Ilustrasi warga Palestina bergerak ke wilayah Gaza utara. /ANTARA/Anadolu/py

Amman, aktual.com – Raja Yordania Abdullah II menegaskan pengakuan terhadap hak-hak sah rakyat Palestina dan penerapan solusi dua negara merupakan kunci utama untuk mencapai stabilitas di kawasan.

Pernyataan tersebut disampaikan Abdullah II dalam dua pertemuan terpisah di Kongres AS di Washington, Rabu (12/2), yang juga dihadiri Putra Mahkota Hussein bin Abdullah.

Menurut pernyataan Kerajaan Yordania, Raja Abdullah menegaskan bahwa “stabilitas regional tidak dapat dicapai tanpa pemenuhan hak-hak sah rakyat Palestina dan pembentukan negara merdeka mereka berdasarkan perbatasan 4 Juni 1967, dengan Yerusalem sebagai ibukotanya”.

Pembahasan kedua pihak juga mencakup kemitraan strategis Yordania dan Amerika Serikat serta upaya memperluas kerja sama bilateral, sebut pernyataan tersebut.

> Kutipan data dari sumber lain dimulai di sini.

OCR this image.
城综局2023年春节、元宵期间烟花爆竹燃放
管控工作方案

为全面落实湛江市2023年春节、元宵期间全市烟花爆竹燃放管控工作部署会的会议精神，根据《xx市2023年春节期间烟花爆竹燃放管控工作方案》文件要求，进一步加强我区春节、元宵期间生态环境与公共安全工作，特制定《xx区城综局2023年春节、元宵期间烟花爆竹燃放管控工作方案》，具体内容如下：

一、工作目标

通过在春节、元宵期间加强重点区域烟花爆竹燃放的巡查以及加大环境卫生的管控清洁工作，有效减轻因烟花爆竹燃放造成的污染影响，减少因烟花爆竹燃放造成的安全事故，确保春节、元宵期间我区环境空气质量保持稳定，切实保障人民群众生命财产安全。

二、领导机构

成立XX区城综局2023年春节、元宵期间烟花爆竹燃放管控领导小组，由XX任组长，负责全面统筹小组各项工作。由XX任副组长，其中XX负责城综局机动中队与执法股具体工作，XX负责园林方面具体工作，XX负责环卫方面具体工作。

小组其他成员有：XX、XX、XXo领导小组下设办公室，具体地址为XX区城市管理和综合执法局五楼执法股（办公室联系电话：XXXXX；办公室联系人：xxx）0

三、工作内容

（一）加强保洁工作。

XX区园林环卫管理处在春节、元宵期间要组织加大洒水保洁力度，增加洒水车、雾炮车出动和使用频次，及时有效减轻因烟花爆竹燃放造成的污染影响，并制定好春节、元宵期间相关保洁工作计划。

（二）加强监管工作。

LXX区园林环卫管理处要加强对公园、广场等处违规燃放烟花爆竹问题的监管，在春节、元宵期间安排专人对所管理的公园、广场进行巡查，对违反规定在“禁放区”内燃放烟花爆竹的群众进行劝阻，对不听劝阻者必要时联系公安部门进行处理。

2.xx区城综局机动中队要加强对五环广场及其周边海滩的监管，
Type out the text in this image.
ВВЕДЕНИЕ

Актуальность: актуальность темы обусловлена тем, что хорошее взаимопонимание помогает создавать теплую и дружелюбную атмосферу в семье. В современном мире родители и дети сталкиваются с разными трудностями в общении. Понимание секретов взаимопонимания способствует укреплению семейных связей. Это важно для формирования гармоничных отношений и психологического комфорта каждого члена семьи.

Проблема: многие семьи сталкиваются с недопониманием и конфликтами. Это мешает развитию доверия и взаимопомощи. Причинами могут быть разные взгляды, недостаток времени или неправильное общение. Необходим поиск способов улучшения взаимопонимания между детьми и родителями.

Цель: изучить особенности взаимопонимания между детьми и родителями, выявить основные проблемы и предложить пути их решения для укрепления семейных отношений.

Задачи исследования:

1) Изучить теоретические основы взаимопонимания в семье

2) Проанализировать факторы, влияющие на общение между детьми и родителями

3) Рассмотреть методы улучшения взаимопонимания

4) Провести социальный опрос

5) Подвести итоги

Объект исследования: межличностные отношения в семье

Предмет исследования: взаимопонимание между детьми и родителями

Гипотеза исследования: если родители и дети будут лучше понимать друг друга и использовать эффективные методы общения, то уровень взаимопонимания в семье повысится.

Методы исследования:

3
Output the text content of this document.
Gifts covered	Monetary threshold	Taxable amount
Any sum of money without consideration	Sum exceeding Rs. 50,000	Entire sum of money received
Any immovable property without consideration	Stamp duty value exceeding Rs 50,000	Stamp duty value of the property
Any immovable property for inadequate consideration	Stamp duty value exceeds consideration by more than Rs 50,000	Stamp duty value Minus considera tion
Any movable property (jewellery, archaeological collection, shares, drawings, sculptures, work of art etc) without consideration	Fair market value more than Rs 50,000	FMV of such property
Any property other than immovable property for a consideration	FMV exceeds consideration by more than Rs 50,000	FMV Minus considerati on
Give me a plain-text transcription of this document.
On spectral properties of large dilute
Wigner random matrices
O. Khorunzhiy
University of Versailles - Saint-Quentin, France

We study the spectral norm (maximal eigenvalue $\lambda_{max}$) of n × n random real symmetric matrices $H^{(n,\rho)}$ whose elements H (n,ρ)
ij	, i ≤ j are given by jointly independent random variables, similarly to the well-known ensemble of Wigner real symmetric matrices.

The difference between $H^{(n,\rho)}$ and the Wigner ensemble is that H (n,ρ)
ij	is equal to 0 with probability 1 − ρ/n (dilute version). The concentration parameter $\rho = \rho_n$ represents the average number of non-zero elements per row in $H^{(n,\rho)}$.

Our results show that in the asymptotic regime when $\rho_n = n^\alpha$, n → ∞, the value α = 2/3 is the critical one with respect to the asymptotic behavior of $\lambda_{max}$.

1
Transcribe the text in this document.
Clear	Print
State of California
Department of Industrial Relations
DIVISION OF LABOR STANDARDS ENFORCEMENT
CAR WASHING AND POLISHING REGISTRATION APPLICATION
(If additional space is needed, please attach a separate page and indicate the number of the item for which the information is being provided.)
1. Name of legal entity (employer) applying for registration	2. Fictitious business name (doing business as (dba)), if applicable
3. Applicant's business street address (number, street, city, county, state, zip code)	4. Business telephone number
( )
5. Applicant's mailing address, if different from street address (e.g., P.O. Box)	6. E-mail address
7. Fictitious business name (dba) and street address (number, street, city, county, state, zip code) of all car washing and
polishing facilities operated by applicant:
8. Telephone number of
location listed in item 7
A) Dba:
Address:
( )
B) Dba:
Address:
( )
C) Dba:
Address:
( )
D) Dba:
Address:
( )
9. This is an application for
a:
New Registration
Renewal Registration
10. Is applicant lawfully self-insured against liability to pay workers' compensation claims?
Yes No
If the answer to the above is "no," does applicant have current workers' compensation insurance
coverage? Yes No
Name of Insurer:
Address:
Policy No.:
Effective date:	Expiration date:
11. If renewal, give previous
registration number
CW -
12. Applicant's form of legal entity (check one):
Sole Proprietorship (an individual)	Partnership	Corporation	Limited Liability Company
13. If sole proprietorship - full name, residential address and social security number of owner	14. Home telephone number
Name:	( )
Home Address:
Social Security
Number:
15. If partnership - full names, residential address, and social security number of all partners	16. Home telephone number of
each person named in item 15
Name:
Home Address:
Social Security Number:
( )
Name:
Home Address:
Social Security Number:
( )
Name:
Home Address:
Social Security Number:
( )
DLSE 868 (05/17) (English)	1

Raja Abdullah menyerukan pentingnya menjaga gencatan senjata di Gaza dan meningkatkan upaya internasional dalam merespons krisis kemanusiaan” di wilayah tersebut.

Ia juga memperingatkan dampak serius dari eskalasi Israel di Tepi Barat, perluasan permukiman ilegal, dan “pelanggaran” terhadap situs suci Muslim dan Kristen di Yerusalem.

Yordania dan Mesir menghadapi tekanan yang semakin besar dari Amerika Serikat setelah Presiden Donald Trump menyerukan penguasaan Gaza dan pemindahan warga Palestina, sebuah gagasan yang ditolak keras oleh rakyat Palestina dan para pemimpin Arab.

Saat menjamu Raja Abdullah II di Gedung Putih pada Selasa, Trump menyatakan bahwa ia ingin “mengambil alih” Gaza di bawah otoritas AS dan mengembangkan wilayah tersebut dengan hotel, gedung perkantoran, dan infrastruktur lainnya.

Usul Trump untuk merelokasi warga Palestina itu mengemuka di tengah perjanjian gencatan senjata dan pertukaran tahanan antara Hamas dan Israel yang mulai berlaku di Gaza pada 19 Januari.

Kesepakatan itu menghentikan sementara perang genosida Israel yang telah menewaskan lebih dari 48.200 warga Palestina di Gaza dan menghancurkan wilayah kantong padat penduduk tersebut.

Israel telah mengubah Gaza menjadi penjara terbuka terbesar di dunia, dengan blokade selama 18 tahun yang memaksa hampir dua juta dari 2,3 juta penduduknya mengungsi di tengah kelangkaan stok makanan, air, dan obat-obatan akibat blokade berkepanjangan rezim Zionis.